Sonntag, 30. August 2015

Staaten sind ein unnützes Übel. Warum darf nicht jeder Mensch — im Rahmen des ihm Möglichen — selbst entscheiden, wo er leben möchte? Mit welchem Recht (außer dem von ihnen selbst gesetzten und mit Gewalt durchgesetzten) legen Staaten fest, wer auf welchem Territorium sich zu befinden hat, wer welcher Staatsmacht zugeordnet, wer „fremd“ ist? (Fremd nicht im Sinne von „unvertraut“, sondern von „nicht hierher gehörig“.) Noch erstaunlicher aber als diese Selbstermächtigung nationalstaatlicher Gewalt ist, dass die Leute mitspielen, dass sie sich mit der Willkür identifizieren und „unser Land“, „unsere Gesellschaft“, „unsere Kultur“, „unsere Sozialsysteme“ gegen „die“ — die Herbeiströmenden, Heranflutenden, geradezu Überflüssigen — in Schutz nehmen. Einfach wär’s, wenn sie nur ihr Eigentum und ihre Gewohnheiten verteidigen wollten, diese beiden Hindernisse für gelingende Menschlichkeit. Das kann man moralisch kritisieren. Aber sie verteidigen mehr und Schlimmeres: Das Phantasma einer natürlichen Gemeinschaft, die auf dem Ausschluss der natürlich nicht Dazugehörenden beruht und sich, um das natürliche Recht auf Identität zu schützen, selbstverständlich als Staat formieren muss.
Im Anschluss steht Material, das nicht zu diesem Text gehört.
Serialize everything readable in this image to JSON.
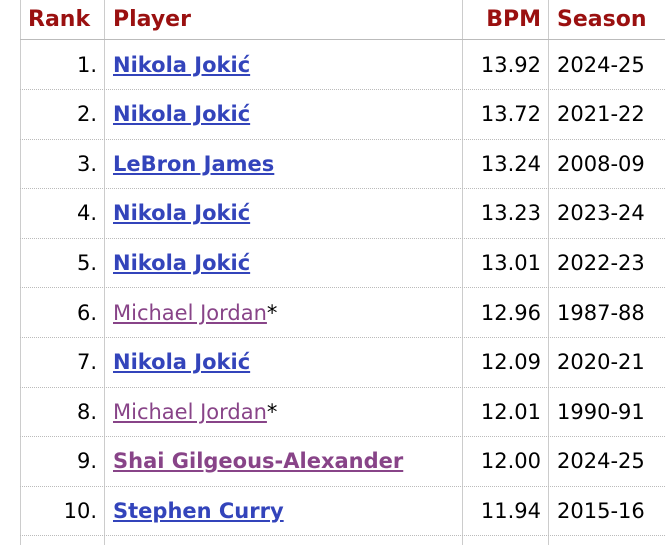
{
  "table": {
    "columns": [
      "Rank",
      "Player",
      "BPM",
      "Season"
    ],
    "rows": [
      {
        "rank": "1.",
        "player": "Nikola Jokić",
        "bpm": "13.92",
        "season": "2024-25"
      },
      {
        "rank": "2.",
        "player": "Nikola Jokić",
        "bpm": "13.72",
        "season": "2021-22"
      },
      {
        "rank": "3.",
        "player": "LeBron James",
        "bpm": "13.24",
        "season": "2008-09"
      },
      {
        "rank": "4.",
        "player": "Nikola Jokić",
        "bpm": "13.23",
        "season": "2023-24"
      },
      {
        "rank": "5.",
        "player": "Nikola Jokić",
        "bpm": "13.01",
        "season": "2022-23"
      },
      {
        "rank": "6.",
        "player": "Michael Jordan",
        "note": "*",
        "bpm": "12.96",
        "season": "1987-88"
      },
      {
        "rank": "7.",
        "player": "Nikola Jokić",
        "bpm": "12.09",
        "season": "2020-21"
      },
      {
        "rank": "8.",
        "player": "Michael Jordan",
        "note": "*",
        "bpm": "12.01",
        "season": "1990-91"
      },
      {
        "rank": "9.",
        "player": "Shai Gilgeous-Alexander",
        "bpm": "12.00",
        "season": "2024-25"
      },
      {
        "rank": "10.",
        "player": "Stephen Curry",
        "bpm": "11.94",
        "season": "2015-16"
      }
    ]
  }
}
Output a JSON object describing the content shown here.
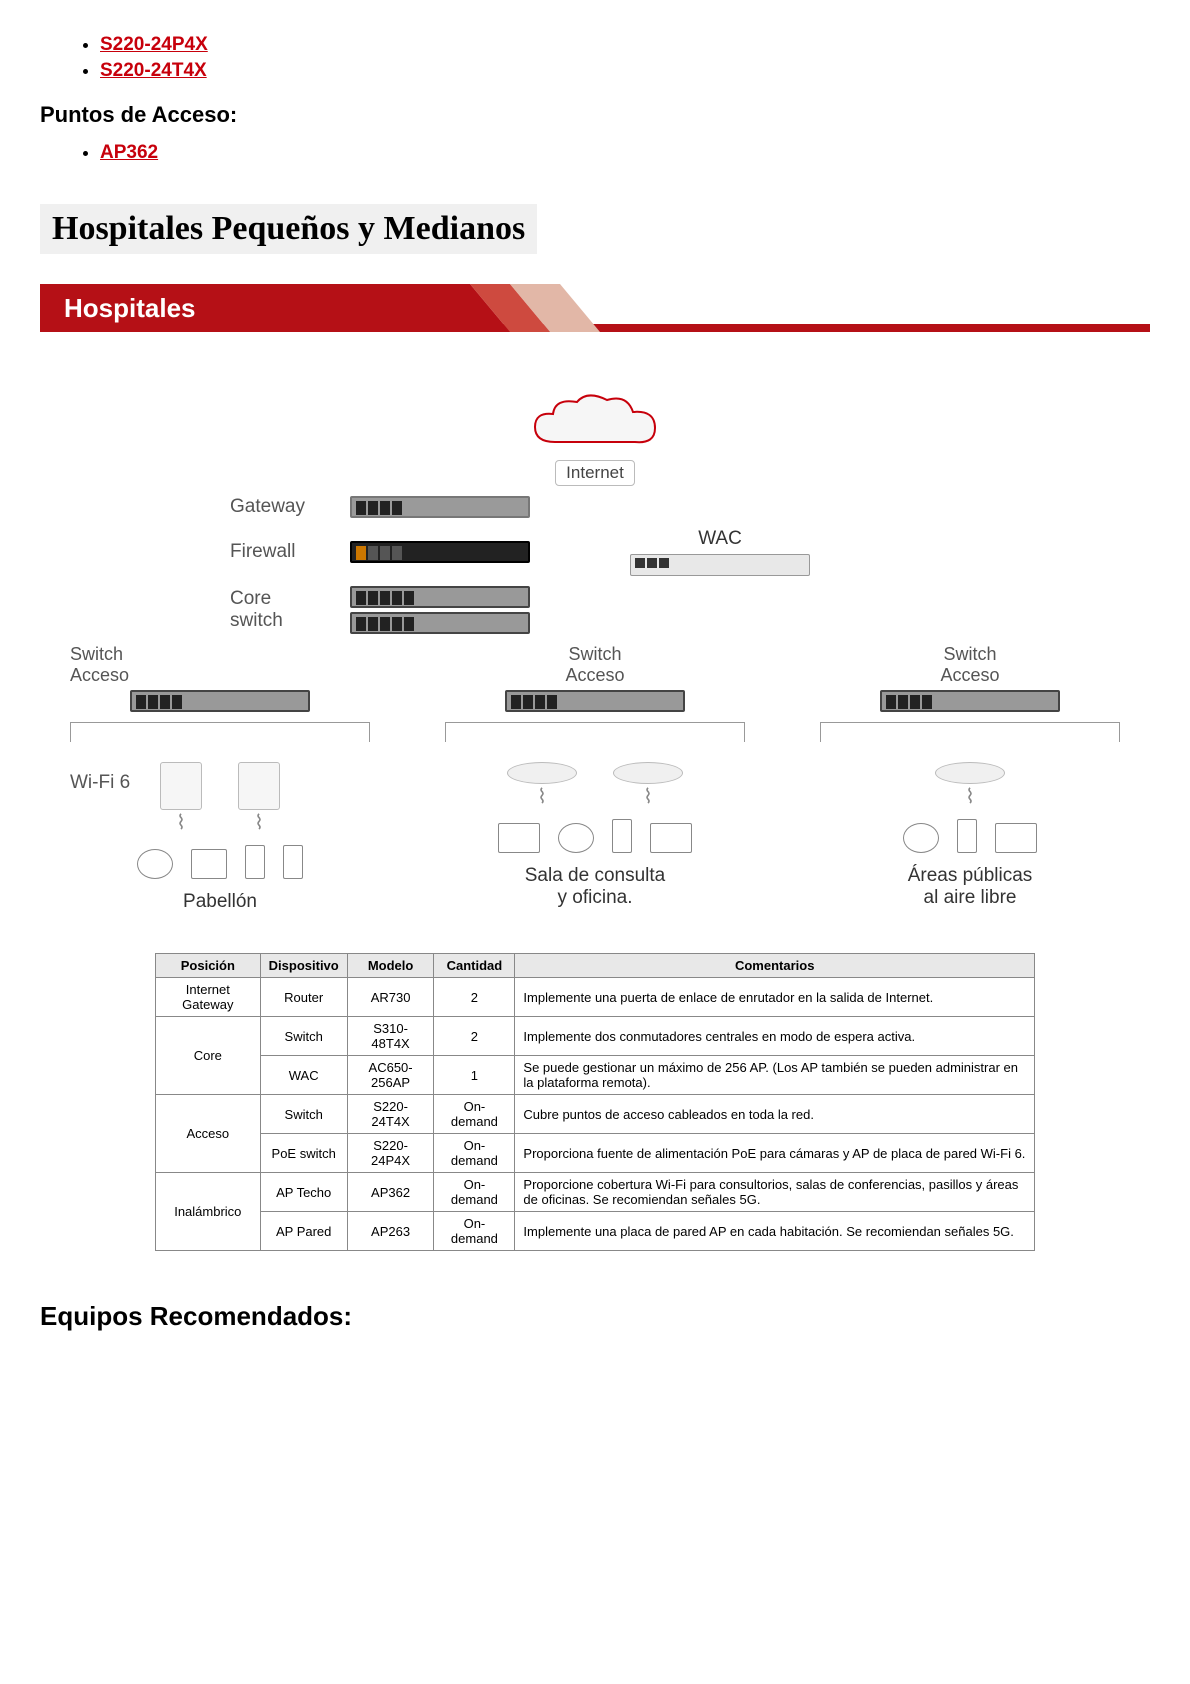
{
  "top_links": [
    "S220-24P4X",
    "S220-24T4X"
  ],
  "subhead1": "Puntos de Acceso:",
  "ap_links": [
    "AP362"
  ],
  "section_title": "Hospitales Pequeños y Medianos",
  "banner": {
    "text": "Hospitales",
    "color_main": "#b51016",
    "color_mid": "#ce4a3f",
    "color_light": "#e2b7a7"
  },
  "diagram": {
    "internet": "Internet",
    "rows": [
      {
        "label": "Gateway"
      },
      {
        "label": "Firewall"
      },
      {
        "label": "Core switch"
      }
    ],
    "wac": "WAC",
    "switch_acceso": "Switch\nAcceso",
    "wifi6": "Wi-Fi 6",
    "bottom_labels": [
      "Pabellón",
      "Sala de consulta\ny oficina.",
      "Áreas públicas\nal aire libre"
    ]
  },
  "table": {
    "headers": [
      "Posición",
      "Dispositivo",
      "Modelo",
      "Cantidad",
      "Comentarios"
    ],
    "rows": [
      {
        "pos": "Internet Gateway",
        "posrows": 1,
        "dev": "Router",
        "model": "AR730",
        "qty": "2",
        "comment": "Implemente una puerta de enlace de enrutador en la salida de Internet."
      },
      {
        "pos": "Core",
        "posrows": 2,
        "dev": "Switch",
        "model": "S310-48T4X",
        "qty": "2",
        "comment": "Implemente dos conmutadores centrales en modo de espera activa."
      },
      {
        "dev": "WAC",
        "model": "AC650-256AP",
        "qty": "1",
        "comment": "Se puede gestionar un máximo de 256 AP. (Los AP también se pueden administrar en la plataforma remota)."
      },
      {
        "pos": "Acceso",
        "posrows": 2,
        "dev": "Switch",
        "model": "S220-24T4X",
        "qty": "On-demand",
        "comment": "Cubre puntos de acceso cableados en toda la red."
      },
      {
        "dev": "PoE switch",
        "model": "S220-24P4X",
        "qty": "On-demand",
        "comment": "Proporciona fuente de alimentación PoE para cámaras y AP de placa de pared Wi-Fi 6."
      },
      {
        "pos": "Inalámbrico",
        "posrows": 2,
        "dev": "AP Techo",
        "model": "AP362",
        "qty": "On-demand",
        "comment": "Proporcione cobertura Wi-Fi para consultorios, salas de conferencias, pasillos y áreas de oficinas. Se recomiendan señales 5G."
      },
      {
        "dev": "AP Pared",
        "model": "AP263",
        "qty": "On-demand",
        "comment": "Implemente una placa de pared AP en cada habitación. Se recomiendan señales 5G."
      }
    ]
  },
  "equipos_heading": "Equipos Recomendados:"
}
Dieser Aberglaube, selbst der Staat zu sein, der einen kontrolliert und gängelt, wird dann besonders widerlich, wenn dabei nicht mehr nur die Reichen reicher und die weniger Reichen in Schach gehalten werden sollen (was nach meinem Verständnis die vornehmste Aufgabe des Staates ist), sondern von den Ärmsten der Armen, die auf der Flucht oft nur das nackte Leben retten konnten, auch noch verlangt wird, sie müssten sich dem Status quo fügen, das „Recht“ der Starken und Mächtigen anerkennen und sich dem herrschenden Aberglauben anpassen.